Поражение николаевской системы
И вот, после появления Белокриницкой иерархии, «дальнейшая борьба не могла окончиться победой хотя бы потому, что необходимость в беглых от господствующей Церкви клириках у старообрядцев отпала. Чем дальше, тем лучше осознавал это и митрополит Филарет (Дроздов), идейный вдохновитель борьбы с расколом». В 1863 г. он писал: «Надобно сказать правду, что и мы не довольно тщательно изучали и употребляли искусство духовно-нравственного врачевания раскольников, охотнее опираясь на помощь власти». И Сергей Фирсов резюмирует: «По существу, это было признание собственного поражения, поражения всей николаевской системы борьбы с расколом, в которой политическая ангажированность властей взяла верх над пониманием религиозно-народной стороны русского старообрядчества… Стремление к унификации, к сведению религиозной жизни всех православных империи под единый знаменатель в николаевскую эпоху не привело к торжеству православного единства». Исчерпывающий вывод: сколько ни оправдывай зло, добра не выйдет. Мнимая целесообразность не оправдала средств, а только усугубила и без того непростую ситуацию. И это не случайность, а закономерность.

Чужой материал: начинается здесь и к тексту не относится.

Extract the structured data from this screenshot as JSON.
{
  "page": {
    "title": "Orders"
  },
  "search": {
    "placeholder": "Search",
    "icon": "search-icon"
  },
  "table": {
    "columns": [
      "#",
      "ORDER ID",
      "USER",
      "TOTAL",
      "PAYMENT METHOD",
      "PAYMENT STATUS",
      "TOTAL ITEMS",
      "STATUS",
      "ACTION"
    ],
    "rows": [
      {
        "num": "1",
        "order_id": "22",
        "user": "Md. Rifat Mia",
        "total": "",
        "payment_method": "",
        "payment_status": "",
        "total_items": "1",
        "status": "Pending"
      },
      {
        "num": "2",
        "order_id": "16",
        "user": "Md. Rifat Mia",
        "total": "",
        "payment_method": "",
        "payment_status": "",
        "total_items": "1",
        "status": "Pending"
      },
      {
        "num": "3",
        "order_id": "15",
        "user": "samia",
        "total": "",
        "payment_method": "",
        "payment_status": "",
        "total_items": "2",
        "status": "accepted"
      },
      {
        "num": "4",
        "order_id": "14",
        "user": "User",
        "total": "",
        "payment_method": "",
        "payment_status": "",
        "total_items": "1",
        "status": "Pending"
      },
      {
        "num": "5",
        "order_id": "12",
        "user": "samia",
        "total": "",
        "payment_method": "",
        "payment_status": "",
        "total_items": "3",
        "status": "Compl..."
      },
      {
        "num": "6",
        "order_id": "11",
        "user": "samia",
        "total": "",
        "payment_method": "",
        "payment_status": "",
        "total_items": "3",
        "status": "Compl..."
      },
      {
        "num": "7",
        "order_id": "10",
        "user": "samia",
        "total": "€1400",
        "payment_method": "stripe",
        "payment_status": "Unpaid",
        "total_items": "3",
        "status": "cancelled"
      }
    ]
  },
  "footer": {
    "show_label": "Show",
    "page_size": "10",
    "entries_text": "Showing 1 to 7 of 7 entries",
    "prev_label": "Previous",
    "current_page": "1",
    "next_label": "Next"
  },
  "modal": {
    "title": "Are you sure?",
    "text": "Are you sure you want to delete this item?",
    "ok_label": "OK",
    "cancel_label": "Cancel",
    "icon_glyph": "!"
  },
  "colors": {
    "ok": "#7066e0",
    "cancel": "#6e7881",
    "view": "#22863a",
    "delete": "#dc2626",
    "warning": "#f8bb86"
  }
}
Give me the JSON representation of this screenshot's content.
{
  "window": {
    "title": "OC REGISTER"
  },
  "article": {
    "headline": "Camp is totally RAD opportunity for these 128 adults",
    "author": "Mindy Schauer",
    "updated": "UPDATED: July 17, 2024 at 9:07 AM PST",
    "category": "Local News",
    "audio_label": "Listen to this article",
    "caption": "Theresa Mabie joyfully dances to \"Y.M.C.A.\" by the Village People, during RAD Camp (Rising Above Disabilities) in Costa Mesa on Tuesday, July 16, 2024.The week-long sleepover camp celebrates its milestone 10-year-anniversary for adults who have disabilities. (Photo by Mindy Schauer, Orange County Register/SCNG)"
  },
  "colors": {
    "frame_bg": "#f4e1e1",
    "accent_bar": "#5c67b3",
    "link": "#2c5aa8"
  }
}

«Чем им делают больнее, тем они сильнее», — пел Окуджава. Начиная с времен первых мучеников, через многочисленные гонения, вплоть до сегодняшней ситуации с Украинской православной церковью, очень часто гонители христиан обосновывали свою свирепость к жертвам их недостаточной лояльностью правителю, непослушанием властям, наличием иностранного влияния и тому подобными, т.е. чисто внешними, не духовными причинами. Николай I видел (и в целом небезосновательно) в создании Белокриницкой иерархии демарш враждебной Австро-Венгрии. А теперь в тех же регионах, что раньше входили в империю Габсбургов, запрещают и репрессируют уже одну из православных деноминаций, за то лишь, что она связана с Москвой — даже не административно, а лишь духовно. Вообще параллелей с той эпохой напрашивается множество. История учит, что человеческие сообщества несовершенны и, похоже, гонения не просто имеют быть всегда, но и обладают явной тенденцией к нарастанию. По вере христиан, и этому учил Сам Спаситель, в последние времена гонения будут особо жестокими, сопровождающимися чудовищной ложью, то есть обоснованиями «справедливости и целесообразности» этой человеконенавистнической практики. Это не значит, что всякий, кого гонят, страдает не по своим винам, а именно за Христа, обещавшего: «Претерпевый до конца — той спасен будет» (Мф.10:22). Бывает и будет всякое. Но вот гонители, чем бы их апологеты ни оправдывали творимое зло, всегда, хотя бы отчасти, подобны историческим Нерону, Диоклетиану, Николаю, Ленину, Сталину, а в пределе — и самому «сыну погибели» последних времен. Но победят в эсхатологической перспективе совсем не гонители антихристова духа, а «изгнании правды ради». И среди них, в последнем «малом стаде», будут, конечно, и потомки страдальцев за древлее благочестие.